The thirteenth flight of SpaceX's Starship rocket is scheduled for July 17: here are the updates
In recent weeks, we reported on the successful static fire of Super Heavy Booster 20 at Pad 2 of Starbase in preparation for the thirteenth launch of SpaceX's Starship rocket. Soon after, the company officially announced the date and time for the upcoming launch window of the fully reusable heavy-lift vehicle, still in prototype phase.
According to reports, Flight 13 is currently scheduled for 12:45 AM on July 17 (Italian time). Compared to the twelfth launch, which took place in the second half of May, the updates will be limited but still significant. SpaceX aims to address the issues that affected the third-generation hardware (such as the re-entry of Super Heavy and the ignition of Ship's engines) before proceeding with further experimentation. This is what we know.
The thirteenth flight test of SpaceX Starship will take place on July 17. Like the previous flight, the launch will be from Pad 2 of Starbase (while Pad 1 is being upgraded and two pads in Florida are nearing completion). As always with development tests, the schedule is subject to last-minute changes, but the company has already announced that it will stream the event live starting about half an hour before liftoff, both on its website and on its X profile.
As mentioned, there won't be a major overhaul of the mission, but Flight 13 of Starship will see the transportation of third-generation Starlink satellites for the first time. According to reports, there will be 20 units on board (no longer mockups), of which 6 will be equipped with cameras to monitor the thermal shield's condition during the release phase (some tiles have been painted white to enhance their identification). Being released during a suborbital flight, these satellites will re-enter the atmosphere shortly after, disintegrating. These Starlink V3 satellites will also try to connect to ground stations in South Africa and to the constellation through optical laser connections.
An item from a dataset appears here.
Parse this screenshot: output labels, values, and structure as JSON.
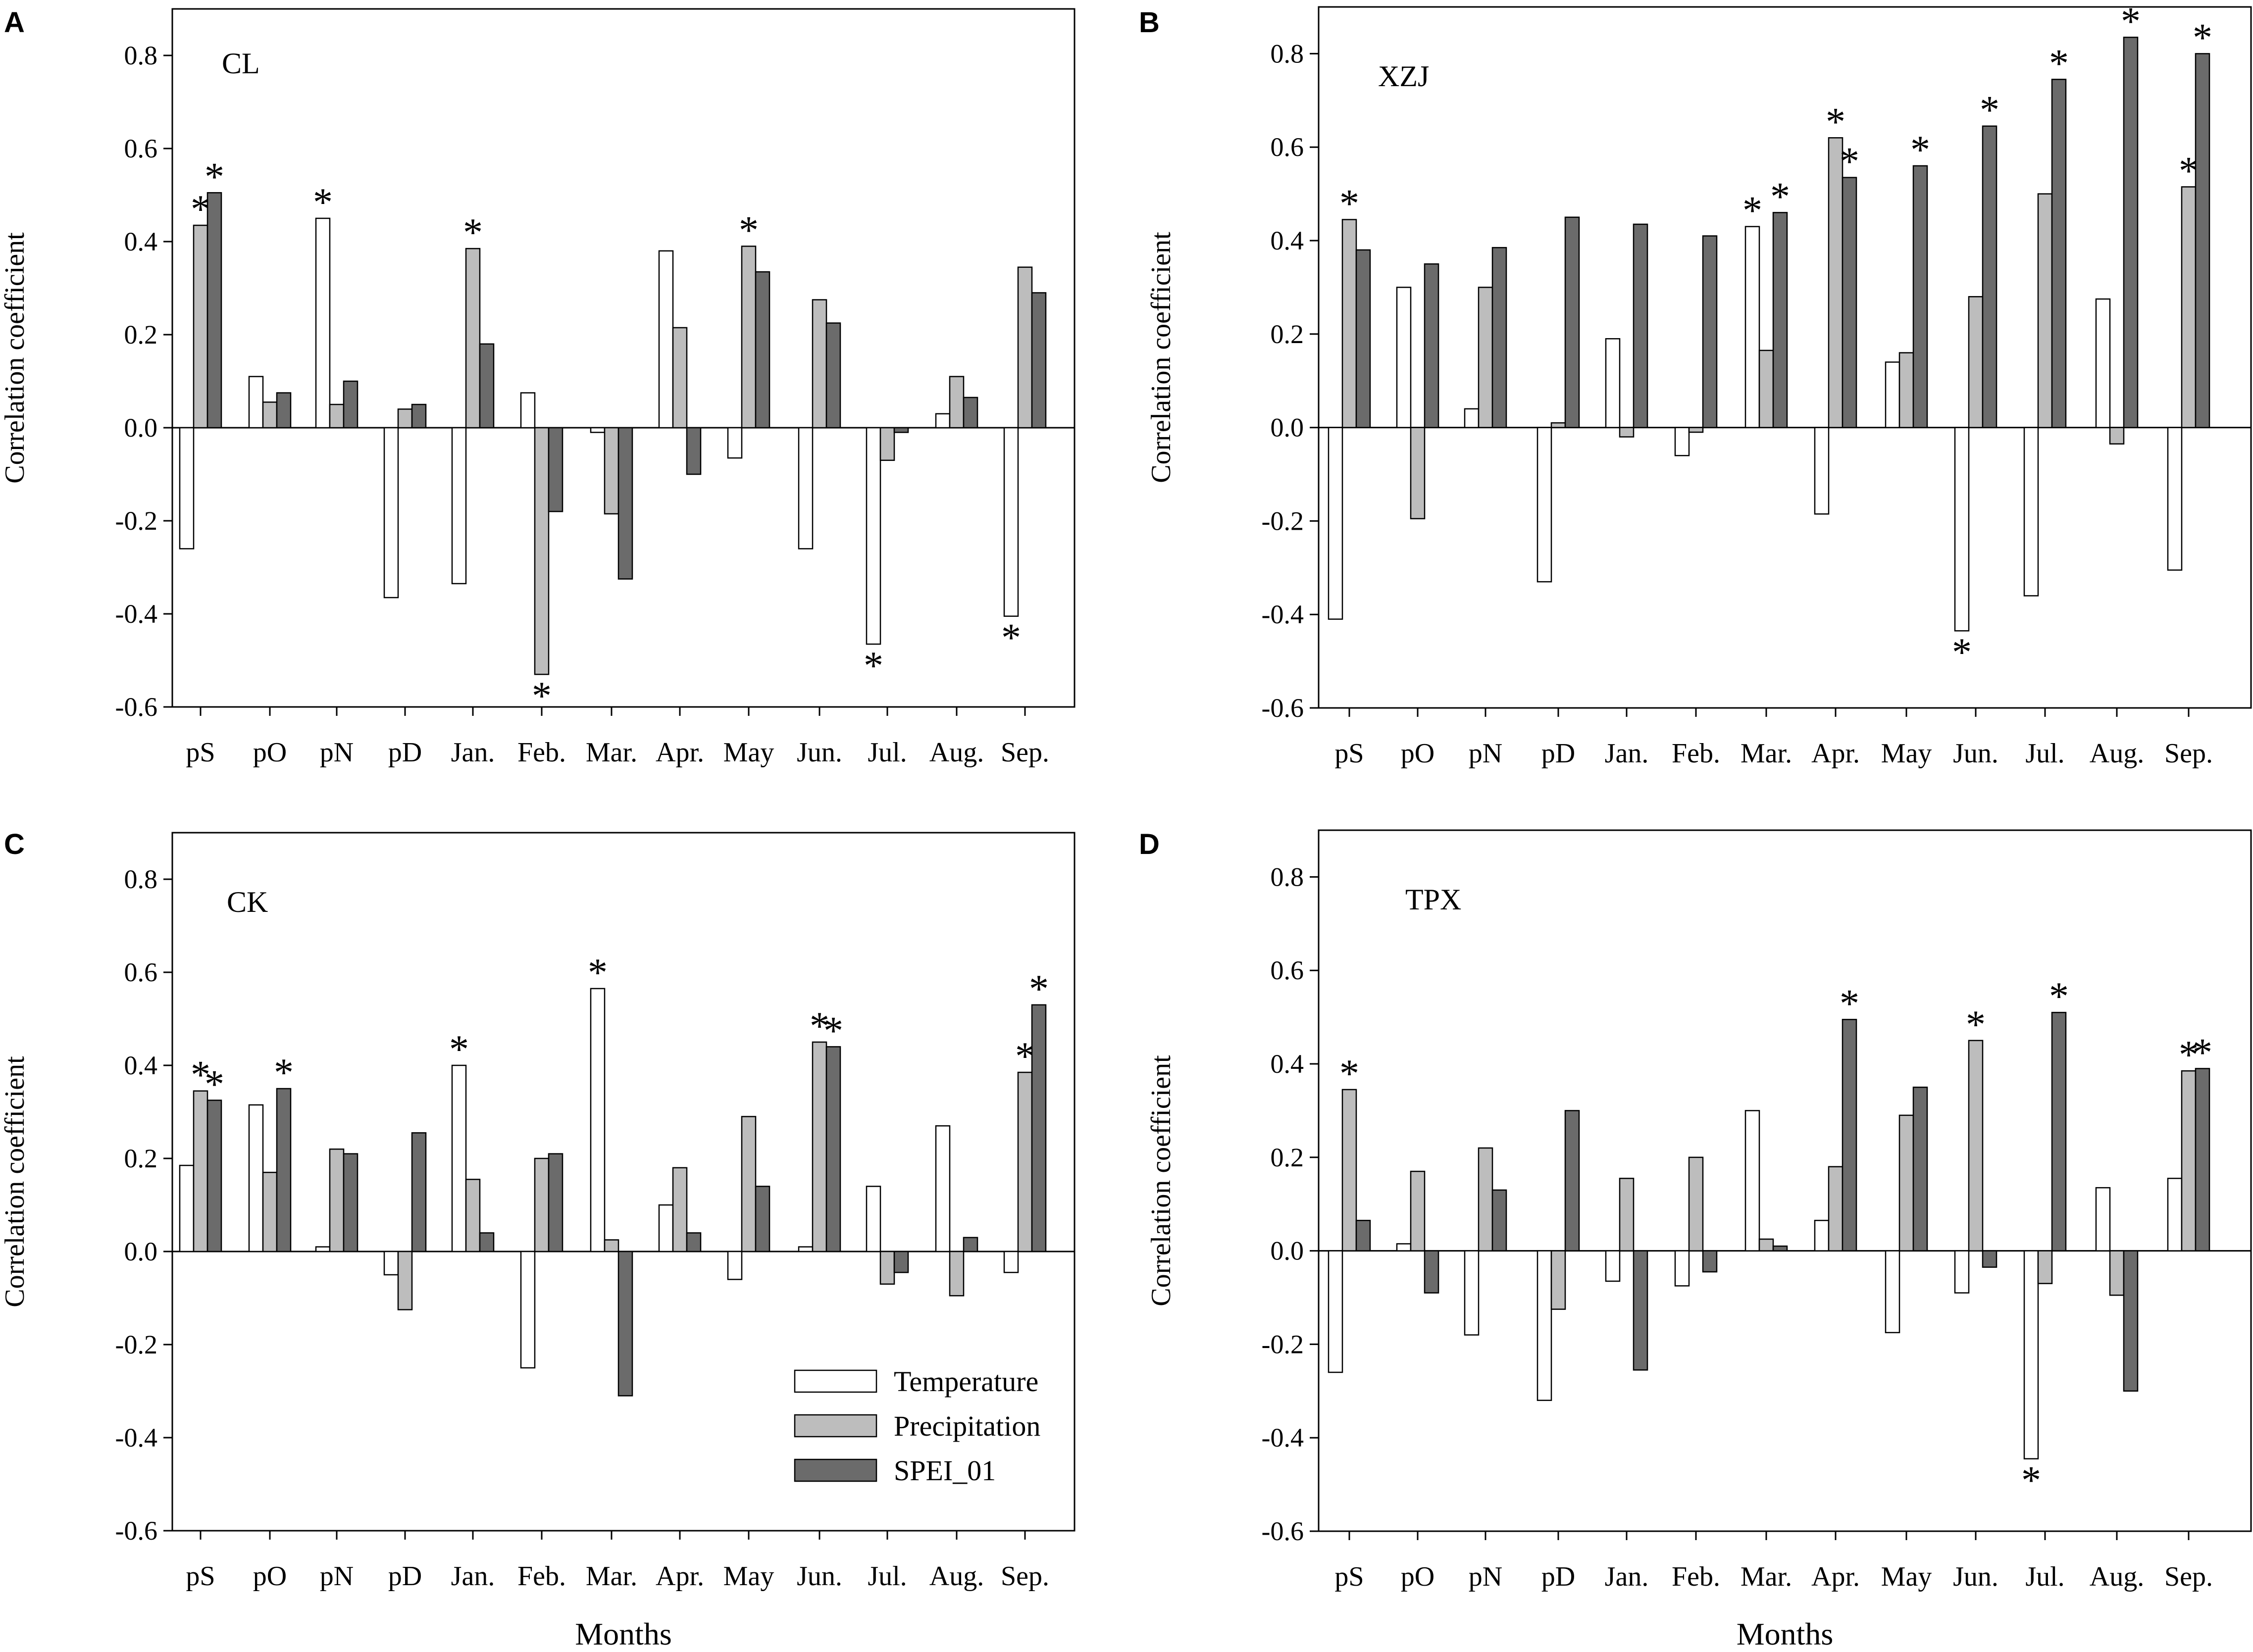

Regarding Super Heavy Booster 20, the primary objective remains the complete execution of the launch, ascent, stage separation, boostback maneuver, and braking ignition for a landing offshore in the Gulf of Mexico. The rocket arrives at this event with various hardware and software modifications designed to address the issues that emerged in the previous flight: during the twelfth test, small differences in the ignition of the upper stage engines had caused an incorrect rotation of the booster by about 90° compared to expectations. The startup sequence has therefore been made more robust against timing variations. Additionally, in the same flight, five of the 33 Super Heavy engines had issues during the re-ignition phase, prematurely interrupting the boostback maneuver; for this reason, hardware upgrades and new alarm and abort thresholds more suited to actual multi-engine environment conditions have been introduced.
On the upper stage front (Ship 40), the main objectives of the flight include, as previously mentioned, the release of 20 Starlink V3 satellites, the re-ignition of a single Raptor engine in space, and a new controlled re-entry with a splashdown in the Indian Ocean. Here, modifications have also been made to the propulsion system, after Ship had lost one of its three optimized vacuum Raptor engines (RVac) about 40 seconds after stage separation in the previous test. The vehicle, however, managed to demonstrate its capability to continue the mission with one less engine, reaching the expected suborbital trajectory.
Ship 40 includes numerous updates to the thermal shield (one of the most complex items), aiming for an increasingly reusable design: tiles applied to the metal parts of the rear fins, new attachment systems in the lower area, and integrated load sensors in the tiles themselves to measure the stresses they are subjected to during ascent at higher dynamic pressures than previous flights, in exchange for greater payload capacity in orbit.